Rachel Zimmerman.: I learned from Ronnie that you don’t always have to follow the data, the trends and the market if you have something more powerful, which is passion.
He also taught me never to take no for an answer. Remain committed, keep pushing and find a way to make it happen. He’s shown me how to push beyond what seem to be the practical, possible limits. Every day Ronnie reminds us that every single detail matters and never to compromise quality. Mediocrity is not an option.
WWD: What do you think makes marketing authentic for the younger consumer?
R.Z.: The younger consumer is obviously savvier today than ever before. I don’t believe they want to be “sold to” or even feel they’re being “marketed to.” For the marketing team at Kith we focus on three pillars when building our marketing strategies: (1) Give the consumer more than they’re paying for; (2) Create unforgettable experiences; (3) Show product in the true context for which it was created. Product will always be king for us but where we take it one step further is in the way we present the product. We want our consumer to feel they’re a part of the brand, a part of the team and have a connection to the products we create for them.
WWD: How do you think the way you market a brand has changed from even five years ago?
R.Z.: I think you have to do a lot more today than five years ago to make a splash. At Kith there’s no thought of a “rinse and repeat” strategy. Every single project is different, every single strategy is different, and every detail matters. Things are happening at a much faster pace than five years ago and you absolutely have to have a team that can keep up. We have some incredible young talent at Kith, which really helps drive us forward. A real understanding of and connection to the culture is critical.
WWD: Do you think Kith would ever consider “traditional” ads? Print advertising, etc.?
R.Z.: It’s hard to say.

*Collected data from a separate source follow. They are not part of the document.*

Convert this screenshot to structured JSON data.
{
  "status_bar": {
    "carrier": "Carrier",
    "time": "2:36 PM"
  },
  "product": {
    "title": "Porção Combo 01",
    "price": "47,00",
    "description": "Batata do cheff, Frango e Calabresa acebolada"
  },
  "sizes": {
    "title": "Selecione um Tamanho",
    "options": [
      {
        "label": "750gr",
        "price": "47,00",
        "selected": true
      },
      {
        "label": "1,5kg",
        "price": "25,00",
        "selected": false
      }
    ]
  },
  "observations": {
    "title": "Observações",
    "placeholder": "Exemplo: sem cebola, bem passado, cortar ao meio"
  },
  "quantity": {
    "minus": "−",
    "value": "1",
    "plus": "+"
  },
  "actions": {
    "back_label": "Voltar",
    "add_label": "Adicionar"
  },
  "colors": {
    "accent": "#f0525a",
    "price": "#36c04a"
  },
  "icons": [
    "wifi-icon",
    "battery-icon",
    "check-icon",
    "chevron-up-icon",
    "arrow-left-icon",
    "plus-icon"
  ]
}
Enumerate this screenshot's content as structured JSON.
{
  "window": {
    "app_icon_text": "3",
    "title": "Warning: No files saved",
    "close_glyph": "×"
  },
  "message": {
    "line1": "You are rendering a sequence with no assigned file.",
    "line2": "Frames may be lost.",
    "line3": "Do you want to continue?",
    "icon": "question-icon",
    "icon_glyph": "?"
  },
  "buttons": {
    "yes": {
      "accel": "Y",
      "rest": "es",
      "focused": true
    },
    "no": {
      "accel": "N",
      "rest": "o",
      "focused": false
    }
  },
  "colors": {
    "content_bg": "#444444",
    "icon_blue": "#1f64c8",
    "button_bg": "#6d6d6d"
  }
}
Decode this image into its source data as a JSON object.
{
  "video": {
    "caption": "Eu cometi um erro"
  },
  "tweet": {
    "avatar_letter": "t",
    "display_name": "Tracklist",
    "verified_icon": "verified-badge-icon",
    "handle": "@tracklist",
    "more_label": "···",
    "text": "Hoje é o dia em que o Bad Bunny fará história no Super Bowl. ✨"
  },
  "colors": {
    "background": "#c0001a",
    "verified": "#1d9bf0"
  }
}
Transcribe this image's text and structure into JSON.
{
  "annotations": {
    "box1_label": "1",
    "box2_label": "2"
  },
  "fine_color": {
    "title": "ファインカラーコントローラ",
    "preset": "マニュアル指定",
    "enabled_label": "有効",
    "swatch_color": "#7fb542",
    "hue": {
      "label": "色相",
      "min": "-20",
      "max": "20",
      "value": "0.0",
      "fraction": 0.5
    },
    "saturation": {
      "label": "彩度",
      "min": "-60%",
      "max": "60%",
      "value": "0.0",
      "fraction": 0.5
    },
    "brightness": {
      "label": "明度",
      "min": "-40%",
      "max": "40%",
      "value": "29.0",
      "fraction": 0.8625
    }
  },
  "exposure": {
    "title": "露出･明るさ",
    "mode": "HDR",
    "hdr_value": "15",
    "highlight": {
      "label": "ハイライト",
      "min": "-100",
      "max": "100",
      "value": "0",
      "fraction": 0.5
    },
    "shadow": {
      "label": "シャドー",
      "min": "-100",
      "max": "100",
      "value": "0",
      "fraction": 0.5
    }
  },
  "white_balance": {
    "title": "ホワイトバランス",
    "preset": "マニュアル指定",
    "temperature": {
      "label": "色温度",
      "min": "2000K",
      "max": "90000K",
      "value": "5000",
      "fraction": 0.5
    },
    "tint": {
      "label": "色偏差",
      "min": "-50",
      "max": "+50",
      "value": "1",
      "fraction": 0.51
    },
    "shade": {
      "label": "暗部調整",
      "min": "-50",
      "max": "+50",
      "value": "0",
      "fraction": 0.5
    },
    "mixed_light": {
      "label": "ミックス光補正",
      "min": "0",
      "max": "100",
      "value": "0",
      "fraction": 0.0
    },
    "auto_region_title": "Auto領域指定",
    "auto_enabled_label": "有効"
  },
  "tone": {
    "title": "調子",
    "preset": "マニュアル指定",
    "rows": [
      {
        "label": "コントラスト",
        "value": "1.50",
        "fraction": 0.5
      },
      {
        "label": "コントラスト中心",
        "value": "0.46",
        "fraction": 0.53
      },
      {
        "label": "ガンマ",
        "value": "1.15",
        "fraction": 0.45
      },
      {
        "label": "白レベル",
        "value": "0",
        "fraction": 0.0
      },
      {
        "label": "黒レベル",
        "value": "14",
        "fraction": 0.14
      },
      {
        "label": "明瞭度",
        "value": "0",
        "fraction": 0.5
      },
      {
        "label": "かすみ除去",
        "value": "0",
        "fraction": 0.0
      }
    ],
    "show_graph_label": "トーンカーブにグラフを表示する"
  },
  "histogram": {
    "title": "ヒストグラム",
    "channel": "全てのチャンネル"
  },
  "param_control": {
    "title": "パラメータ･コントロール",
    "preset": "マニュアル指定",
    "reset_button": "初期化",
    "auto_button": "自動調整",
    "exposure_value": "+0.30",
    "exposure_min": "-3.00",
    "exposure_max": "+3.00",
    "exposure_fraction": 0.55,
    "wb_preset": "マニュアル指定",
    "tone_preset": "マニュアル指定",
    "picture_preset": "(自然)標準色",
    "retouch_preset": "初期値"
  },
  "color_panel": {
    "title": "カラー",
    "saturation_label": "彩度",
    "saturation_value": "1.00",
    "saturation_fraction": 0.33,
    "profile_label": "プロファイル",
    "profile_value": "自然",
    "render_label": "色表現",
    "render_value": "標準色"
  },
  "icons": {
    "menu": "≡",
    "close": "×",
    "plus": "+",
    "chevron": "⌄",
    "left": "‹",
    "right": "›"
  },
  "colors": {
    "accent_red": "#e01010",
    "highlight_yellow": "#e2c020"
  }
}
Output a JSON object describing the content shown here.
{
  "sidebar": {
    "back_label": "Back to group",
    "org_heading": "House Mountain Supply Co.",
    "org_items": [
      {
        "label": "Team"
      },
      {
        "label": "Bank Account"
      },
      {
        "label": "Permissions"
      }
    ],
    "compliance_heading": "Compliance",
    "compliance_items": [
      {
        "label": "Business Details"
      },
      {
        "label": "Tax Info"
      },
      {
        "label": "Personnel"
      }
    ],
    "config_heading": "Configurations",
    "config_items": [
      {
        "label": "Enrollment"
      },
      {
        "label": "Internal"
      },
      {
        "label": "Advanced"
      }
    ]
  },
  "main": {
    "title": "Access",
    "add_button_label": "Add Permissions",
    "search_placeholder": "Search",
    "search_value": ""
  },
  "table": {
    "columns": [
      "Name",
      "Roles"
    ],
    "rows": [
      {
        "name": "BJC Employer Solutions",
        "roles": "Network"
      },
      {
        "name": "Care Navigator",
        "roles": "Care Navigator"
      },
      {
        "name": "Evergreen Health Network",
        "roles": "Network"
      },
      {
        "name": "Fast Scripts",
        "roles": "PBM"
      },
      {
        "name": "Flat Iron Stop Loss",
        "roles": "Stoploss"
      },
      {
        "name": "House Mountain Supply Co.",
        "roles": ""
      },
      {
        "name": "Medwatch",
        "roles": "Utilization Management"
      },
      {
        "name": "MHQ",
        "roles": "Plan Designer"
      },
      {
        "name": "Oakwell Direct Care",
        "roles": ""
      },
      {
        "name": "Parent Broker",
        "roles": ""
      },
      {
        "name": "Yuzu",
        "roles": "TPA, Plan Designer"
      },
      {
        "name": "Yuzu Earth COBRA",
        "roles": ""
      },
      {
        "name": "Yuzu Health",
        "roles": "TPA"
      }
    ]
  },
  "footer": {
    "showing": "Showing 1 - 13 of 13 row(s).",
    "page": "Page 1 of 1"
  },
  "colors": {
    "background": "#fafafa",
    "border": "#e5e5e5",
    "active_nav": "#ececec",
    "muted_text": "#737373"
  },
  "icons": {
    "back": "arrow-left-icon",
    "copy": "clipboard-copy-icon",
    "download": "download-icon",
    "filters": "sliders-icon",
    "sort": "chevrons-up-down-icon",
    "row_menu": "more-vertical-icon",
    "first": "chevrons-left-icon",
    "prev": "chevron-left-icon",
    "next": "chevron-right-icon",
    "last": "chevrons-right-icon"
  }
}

I don’t think so, unless we find there’s a way to do it differently and send a message. You haven’t seen that from us to date because we have focused on engaging the consumer through experience. But then again, trying to predict where Ronnie will take Kith is never a safe bet.
Mikol Stambaugh, vice president of brand
Year Started: 2013
WWD: What have you learned from working with Ronnie?
Mikol Stambaugh: I think the most impactful thing I’ve learned is that you can never dream too big. Year over year, project over project, collection over collection, item over item, he always wants to improve, one-up ourselves and push the envelope in anything that we take on. I’ve also learned a ton about business and surviving in this extremely competitive industry.
WWD: What do you think the customer expects from Kith apparel and how are you differentiating the brand from what else is out there?
M.S.: Our customer expects the world from Kith apparel. They want new, they want different, they want quality and they want it yesterday. We differentiate ourselves on many levels but I think what is most evident is Kith’s diversity. Our product offerings are extremely wide. We are comfortable in many lanes: high, low, luxe, athletic, technical, street, leisure and everything in between.